As Immigration Crackdown Expands, Citizen Activists Observe and Report
Community groups in LA have been using tech tools and mobile phones to track ICE arrests. But citizen monitoring also carries risks, legal experts say.
A masked US Border Patrol officer stands watch in downtown Los Angeles in August.
Photographer: Carlin Stiehl/Los Angeles Times via Getty Images
At around 6 a.m. on Friday, Aug. 8, Amanda Trebach was standing outside Terminal Island, a gated federal facility inside the Port of Los Angeles that Immigration and Customs Enforcement agents have been using as a Southern California staging ground. A 39-year-old nurse from Long Beach, Trebach volunteers with the Harbor Area Peace Patrol, a newly created community group that monitors immigration enforcement activity in the neighborhoods near the port. Equipped with lawn chairs and mobile phones, members of the grassroots community group have been taking photos and videos of vehicles coming in and out of the facility, posting images to their roughly 7,800 followers on Instagram with terse captions — “kidnapper cars leaving TI 9/5 am” — to alert locals to potential immigration raids.

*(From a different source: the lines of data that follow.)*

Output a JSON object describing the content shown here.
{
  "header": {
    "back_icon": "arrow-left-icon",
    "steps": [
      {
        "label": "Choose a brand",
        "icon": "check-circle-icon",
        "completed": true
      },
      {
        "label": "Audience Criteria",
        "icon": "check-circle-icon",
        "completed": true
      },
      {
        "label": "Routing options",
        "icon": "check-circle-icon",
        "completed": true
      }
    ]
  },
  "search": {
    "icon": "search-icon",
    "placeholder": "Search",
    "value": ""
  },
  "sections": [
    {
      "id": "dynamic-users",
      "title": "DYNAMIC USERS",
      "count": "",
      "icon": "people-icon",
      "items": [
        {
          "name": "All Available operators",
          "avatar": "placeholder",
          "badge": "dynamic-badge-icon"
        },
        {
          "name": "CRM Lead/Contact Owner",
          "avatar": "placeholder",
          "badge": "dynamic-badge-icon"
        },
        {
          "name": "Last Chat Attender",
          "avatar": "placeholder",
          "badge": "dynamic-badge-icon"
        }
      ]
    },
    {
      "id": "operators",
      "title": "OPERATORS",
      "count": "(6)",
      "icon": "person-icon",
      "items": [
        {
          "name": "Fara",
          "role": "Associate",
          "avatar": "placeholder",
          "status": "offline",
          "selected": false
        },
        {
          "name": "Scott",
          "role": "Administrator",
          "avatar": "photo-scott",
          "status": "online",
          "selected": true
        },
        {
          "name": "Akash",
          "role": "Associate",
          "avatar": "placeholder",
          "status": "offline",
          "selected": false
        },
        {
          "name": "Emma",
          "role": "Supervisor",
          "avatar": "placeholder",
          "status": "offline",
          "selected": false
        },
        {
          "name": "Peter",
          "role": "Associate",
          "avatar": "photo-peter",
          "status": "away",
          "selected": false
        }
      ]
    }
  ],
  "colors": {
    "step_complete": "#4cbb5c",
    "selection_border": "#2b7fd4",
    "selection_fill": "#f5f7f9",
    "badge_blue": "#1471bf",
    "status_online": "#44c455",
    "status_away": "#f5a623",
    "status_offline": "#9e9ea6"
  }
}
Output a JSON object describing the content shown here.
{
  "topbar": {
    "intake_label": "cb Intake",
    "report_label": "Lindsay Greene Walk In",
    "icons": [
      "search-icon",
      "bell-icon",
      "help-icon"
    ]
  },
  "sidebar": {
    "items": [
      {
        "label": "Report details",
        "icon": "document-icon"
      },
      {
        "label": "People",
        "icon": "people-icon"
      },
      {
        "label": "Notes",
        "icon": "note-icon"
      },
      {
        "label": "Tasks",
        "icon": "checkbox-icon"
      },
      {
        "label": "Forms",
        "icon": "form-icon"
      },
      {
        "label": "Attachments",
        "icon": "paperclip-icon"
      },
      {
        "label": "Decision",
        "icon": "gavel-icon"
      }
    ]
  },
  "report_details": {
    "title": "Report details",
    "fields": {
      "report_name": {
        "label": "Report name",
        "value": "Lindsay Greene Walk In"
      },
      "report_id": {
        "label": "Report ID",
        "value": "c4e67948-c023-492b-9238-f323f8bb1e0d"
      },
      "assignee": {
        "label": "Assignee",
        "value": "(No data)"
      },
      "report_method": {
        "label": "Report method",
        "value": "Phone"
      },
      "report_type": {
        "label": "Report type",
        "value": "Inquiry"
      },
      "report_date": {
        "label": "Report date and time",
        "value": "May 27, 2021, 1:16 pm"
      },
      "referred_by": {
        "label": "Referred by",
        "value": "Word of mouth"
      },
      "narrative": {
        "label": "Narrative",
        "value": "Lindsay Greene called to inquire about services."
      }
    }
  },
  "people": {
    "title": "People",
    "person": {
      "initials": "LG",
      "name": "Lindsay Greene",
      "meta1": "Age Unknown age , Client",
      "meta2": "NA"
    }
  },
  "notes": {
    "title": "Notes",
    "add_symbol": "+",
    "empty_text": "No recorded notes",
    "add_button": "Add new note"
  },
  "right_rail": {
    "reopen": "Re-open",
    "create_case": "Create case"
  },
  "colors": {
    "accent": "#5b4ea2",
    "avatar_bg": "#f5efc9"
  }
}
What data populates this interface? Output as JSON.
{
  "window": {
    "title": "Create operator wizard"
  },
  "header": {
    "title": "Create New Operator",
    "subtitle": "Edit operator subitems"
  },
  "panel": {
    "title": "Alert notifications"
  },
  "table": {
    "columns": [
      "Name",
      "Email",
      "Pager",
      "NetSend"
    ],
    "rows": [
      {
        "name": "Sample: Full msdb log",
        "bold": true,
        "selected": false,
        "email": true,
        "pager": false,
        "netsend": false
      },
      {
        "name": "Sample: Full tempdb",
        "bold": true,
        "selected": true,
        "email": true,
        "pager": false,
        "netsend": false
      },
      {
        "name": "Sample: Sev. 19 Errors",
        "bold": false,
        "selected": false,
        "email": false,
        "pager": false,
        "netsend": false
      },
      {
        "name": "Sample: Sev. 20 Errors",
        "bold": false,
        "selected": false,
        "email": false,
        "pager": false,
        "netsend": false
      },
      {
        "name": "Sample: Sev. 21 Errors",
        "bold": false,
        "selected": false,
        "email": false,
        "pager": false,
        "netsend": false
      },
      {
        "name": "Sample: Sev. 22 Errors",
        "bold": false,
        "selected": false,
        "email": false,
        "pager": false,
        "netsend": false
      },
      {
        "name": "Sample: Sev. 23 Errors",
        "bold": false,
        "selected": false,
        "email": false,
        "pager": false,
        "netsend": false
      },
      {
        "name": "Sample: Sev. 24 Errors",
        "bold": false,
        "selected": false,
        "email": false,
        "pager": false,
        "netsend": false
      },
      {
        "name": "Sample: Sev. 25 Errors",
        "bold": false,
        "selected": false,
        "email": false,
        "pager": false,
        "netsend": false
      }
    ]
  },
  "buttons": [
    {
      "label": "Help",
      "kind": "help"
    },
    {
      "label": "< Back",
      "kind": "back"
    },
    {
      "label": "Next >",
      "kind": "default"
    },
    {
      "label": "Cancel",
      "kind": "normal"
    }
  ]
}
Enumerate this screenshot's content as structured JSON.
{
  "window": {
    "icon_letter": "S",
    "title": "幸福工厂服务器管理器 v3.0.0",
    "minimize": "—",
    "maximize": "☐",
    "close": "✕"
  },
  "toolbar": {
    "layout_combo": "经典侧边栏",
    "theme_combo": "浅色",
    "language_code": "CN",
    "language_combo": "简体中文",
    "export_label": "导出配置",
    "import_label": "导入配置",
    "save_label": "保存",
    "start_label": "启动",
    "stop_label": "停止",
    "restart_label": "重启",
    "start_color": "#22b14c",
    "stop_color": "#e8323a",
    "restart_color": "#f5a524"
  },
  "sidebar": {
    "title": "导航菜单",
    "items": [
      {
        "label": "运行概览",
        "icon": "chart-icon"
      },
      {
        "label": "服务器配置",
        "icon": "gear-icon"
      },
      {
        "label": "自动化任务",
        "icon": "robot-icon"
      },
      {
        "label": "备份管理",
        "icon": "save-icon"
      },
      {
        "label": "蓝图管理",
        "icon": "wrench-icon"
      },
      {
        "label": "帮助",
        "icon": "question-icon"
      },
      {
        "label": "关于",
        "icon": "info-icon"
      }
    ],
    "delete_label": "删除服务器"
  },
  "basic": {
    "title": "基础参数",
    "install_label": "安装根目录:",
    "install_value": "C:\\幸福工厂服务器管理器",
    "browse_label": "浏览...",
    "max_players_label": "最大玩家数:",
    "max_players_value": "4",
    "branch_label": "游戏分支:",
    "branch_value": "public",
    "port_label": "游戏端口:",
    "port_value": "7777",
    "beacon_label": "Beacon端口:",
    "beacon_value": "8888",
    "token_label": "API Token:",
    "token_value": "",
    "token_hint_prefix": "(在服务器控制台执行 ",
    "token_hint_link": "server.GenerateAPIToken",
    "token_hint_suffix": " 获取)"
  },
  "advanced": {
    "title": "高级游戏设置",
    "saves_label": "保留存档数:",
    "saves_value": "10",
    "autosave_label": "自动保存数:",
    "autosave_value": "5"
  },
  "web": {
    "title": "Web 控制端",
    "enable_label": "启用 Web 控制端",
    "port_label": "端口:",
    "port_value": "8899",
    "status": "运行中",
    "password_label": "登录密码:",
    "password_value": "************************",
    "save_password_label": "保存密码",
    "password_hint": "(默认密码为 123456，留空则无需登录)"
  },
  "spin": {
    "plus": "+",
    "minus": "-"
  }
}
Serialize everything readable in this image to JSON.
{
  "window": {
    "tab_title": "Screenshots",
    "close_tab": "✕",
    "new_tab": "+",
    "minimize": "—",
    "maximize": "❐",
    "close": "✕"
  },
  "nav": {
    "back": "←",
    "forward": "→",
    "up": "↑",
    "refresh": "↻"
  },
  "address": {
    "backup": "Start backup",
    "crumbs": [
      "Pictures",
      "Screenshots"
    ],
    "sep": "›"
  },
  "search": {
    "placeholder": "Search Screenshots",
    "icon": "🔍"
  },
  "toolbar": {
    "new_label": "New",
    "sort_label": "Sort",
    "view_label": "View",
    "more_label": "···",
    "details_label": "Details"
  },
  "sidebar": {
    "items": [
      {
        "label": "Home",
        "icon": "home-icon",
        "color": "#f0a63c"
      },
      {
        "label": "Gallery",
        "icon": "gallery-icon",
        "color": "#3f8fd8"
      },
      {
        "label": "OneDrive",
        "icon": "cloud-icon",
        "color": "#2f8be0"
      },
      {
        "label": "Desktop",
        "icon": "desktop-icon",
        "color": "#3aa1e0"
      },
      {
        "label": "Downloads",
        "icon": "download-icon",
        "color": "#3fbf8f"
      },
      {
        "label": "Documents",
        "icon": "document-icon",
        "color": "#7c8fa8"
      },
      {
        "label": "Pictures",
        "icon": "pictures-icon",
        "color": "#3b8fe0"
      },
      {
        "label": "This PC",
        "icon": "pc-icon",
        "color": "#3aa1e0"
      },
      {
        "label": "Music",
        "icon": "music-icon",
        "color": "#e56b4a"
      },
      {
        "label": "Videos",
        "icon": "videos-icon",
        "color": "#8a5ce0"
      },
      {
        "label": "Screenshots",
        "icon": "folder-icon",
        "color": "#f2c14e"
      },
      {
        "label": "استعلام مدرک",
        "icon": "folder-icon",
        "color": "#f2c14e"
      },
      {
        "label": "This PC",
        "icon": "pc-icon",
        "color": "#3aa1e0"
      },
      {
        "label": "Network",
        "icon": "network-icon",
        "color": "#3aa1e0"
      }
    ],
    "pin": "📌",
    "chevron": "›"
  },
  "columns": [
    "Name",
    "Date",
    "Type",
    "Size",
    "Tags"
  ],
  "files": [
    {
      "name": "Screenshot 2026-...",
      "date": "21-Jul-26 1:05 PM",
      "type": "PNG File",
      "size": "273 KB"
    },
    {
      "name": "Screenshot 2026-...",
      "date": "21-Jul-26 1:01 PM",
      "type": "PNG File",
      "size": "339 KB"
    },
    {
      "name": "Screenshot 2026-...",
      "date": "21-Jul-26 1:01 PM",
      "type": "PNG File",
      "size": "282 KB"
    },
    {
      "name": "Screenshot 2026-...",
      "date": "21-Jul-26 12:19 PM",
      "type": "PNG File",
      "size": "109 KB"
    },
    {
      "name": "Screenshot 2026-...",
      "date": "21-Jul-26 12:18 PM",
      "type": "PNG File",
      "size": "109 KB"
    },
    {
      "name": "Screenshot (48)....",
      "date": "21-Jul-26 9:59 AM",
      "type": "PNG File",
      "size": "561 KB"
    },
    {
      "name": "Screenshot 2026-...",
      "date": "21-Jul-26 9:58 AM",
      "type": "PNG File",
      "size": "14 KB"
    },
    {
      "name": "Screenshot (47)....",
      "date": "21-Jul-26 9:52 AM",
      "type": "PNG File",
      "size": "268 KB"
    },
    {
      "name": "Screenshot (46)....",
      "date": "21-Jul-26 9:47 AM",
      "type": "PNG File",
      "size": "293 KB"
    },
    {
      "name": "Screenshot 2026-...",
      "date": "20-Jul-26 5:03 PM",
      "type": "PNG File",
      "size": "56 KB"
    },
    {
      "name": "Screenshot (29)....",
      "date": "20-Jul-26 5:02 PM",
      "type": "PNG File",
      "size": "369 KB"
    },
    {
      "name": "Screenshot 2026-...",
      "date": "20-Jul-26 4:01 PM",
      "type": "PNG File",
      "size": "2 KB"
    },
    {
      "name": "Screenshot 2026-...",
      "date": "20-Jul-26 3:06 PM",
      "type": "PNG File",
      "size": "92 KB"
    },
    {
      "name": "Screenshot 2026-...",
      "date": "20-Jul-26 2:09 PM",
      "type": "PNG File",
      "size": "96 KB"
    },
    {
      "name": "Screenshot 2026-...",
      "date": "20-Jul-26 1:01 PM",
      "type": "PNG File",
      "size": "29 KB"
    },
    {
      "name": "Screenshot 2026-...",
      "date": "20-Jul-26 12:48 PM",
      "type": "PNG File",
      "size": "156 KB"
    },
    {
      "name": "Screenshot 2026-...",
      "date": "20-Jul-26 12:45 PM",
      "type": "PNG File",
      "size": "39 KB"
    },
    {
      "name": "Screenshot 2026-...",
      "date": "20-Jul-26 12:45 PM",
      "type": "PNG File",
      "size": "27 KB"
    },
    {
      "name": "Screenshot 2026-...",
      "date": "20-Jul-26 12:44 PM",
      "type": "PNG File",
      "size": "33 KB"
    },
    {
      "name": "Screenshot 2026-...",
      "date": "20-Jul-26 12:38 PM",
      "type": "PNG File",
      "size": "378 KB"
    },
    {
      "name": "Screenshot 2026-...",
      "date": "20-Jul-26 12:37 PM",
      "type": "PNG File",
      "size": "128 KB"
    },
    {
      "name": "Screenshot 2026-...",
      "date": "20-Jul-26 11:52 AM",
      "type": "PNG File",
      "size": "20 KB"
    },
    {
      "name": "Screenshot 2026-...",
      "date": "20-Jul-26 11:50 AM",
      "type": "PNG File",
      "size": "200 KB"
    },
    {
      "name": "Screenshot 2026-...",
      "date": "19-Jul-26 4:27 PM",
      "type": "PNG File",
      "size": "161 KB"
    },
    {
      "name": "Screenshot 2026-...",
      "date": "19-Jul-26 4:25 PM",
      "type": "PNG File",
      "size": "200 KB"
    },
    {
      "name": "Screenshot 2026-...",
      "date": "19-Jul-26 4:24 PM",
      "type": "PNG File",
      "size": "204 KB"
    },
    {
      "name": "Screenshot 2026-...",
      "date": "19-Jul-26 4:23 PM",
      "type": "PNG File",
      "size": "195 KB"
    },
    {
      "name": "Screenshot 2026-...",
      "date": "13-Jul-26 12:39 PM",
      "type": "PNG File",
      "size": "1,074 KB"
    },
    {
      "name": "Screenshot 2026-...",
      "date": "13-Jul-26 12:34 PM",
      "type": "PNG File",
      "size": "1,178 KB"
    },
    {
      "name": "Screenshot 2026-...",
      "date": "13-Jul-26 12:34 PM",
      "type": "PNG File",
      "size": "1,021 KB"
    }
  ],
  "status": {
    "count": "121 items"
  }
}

That morning, things escalated. Trebach says she was filming a convoy of SUVs departing the facility when masked agents emerged from the vehicles and yelled at her to stop impeding their work; they arrested her, dragging her into a van and driving her into the detention center in Terminal Island. According to a Customs and Border Patrol spokesperson, Trebach jumped in front of the vehicles and struck them with a sign she was carrying; she was arrested for obstructing federal agents.